With each baby, my body felt more pains.

I was active and fit, and my body handled the swelling and discomfort like a pro. Sometimes I wonder if women are made of elastic the way we can grow a baby and snap back. But with each baby, my body felt more pains. Braxton Hicks contractions began earlier with each pregnancy, and the afterpains that come post-delivery grew more intense each time as well.

There was definitely a difference between how my body responded to motherhood with my first two children ─ who were born before I turned 30 ─ and my last two. My fourth and last baby was born just after I turned 37, and with him came new joint pains and backaches. If it weren’t for yoga, I would be a hunchback.

Breastfeeding is also more challenging. Breast infections like mastitis are painful and take time to heal. I experienced one case of mastitis with each of my first three children, but with my youngest, I had five intense cases of mastitis – that tells me my body is done. Even if I wanted to have more kids, I don’t think I could physically handle it. 

The Mental and Emotional Toll of Trying To Conceive

Having four kids is plenty for me, but my sister struggled through three painful IVF rounds and gave up on baby number two before she finally got pregnant again, and gave birth right before her 40th birthday. The mental toll of trying for a baby and struggling for years was so painful for her. It led to anxiety and depression. 

But these issues are not just exclusive to fertility issues. Women who wait to have children later in life are more likely to suffer from postpartum depression. The Journal of the American Academy of Physicians Assistants reported that “Women over age 30 years have a statistically significant increased risk of postpartum depression.”

Women over 30 have a statistically significant increased risk of postpartum depression.

Not to mention that as women age, we lose muscle mass and it becomes more difficult for us to burn fat. Losing baby weight should never be a mother’s main focus, but many women look forward to getting back in shape, and when their goals are harder to achieve they grow self-conscious about their bodies, which can lead to mental illnesses like Body Dysmorphic Disorder (BDD).

I struggled with this after my second baby was born. Her birth was a rough one. She got stuck coming out, and afterward she suffered from thrush and colic. She never wanted to eat, and I often felt like she was rejecting me when she rejected my milk. 

It made me look at my body differently.  And not in a pleasant way. I was 29, and I saw every imperfection as a blemish. I hated what I looked like because I wasn’t really seeing me. After a long year of pumping and crying, I felt like I had been to war with myself and it took a lot of internal healing to get past that

Children Give Us Purpose

Despite the ups and downs, everyone finds their own way. My sister and I both came to the conclusion that if we had started our families sooner then our physical and mental health would have had a better chance of being more stable. There’s a lot of regret that comes with waiting to do something we’re biologically designed to do earlier. 

There’s a lot of regret that comes with waiting to do something we’re biologically designed to do earlier. 

There are a lot of people out there who seem spiritually stunted. Infantilized even. I attribute this to the fact that children drive a society forward. Not to break out classic Whitney Houston and start singing, “I believe the children are our future,” or anything, but adults are more responsible when they have someone to care for. 

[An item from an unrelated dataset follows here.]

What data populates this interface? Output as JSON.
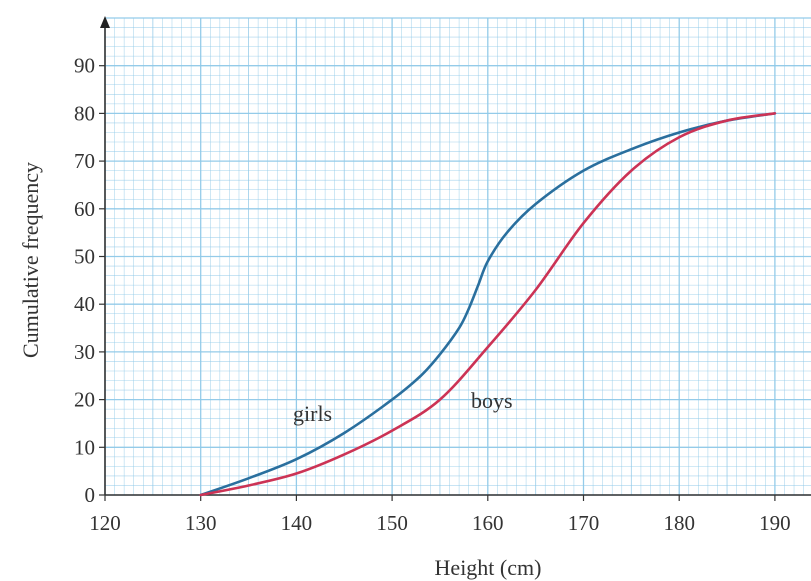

Children remind us of our greater purpose. For many parents, they change our entire perception of the world. In our children, we see hope. They remind us of the better aspects of humankind. Without that, we’re left with little more than bitter cynicism. 

Closing Thoughts

Waiting to have children may sound like a great plan when you’re young, but the older we get, the more we value our most fertile years – our twenties. This is the time when women are physically, mentally, and spiritually better at giving birth and caring for young children ─ whether we acknowledge it or not.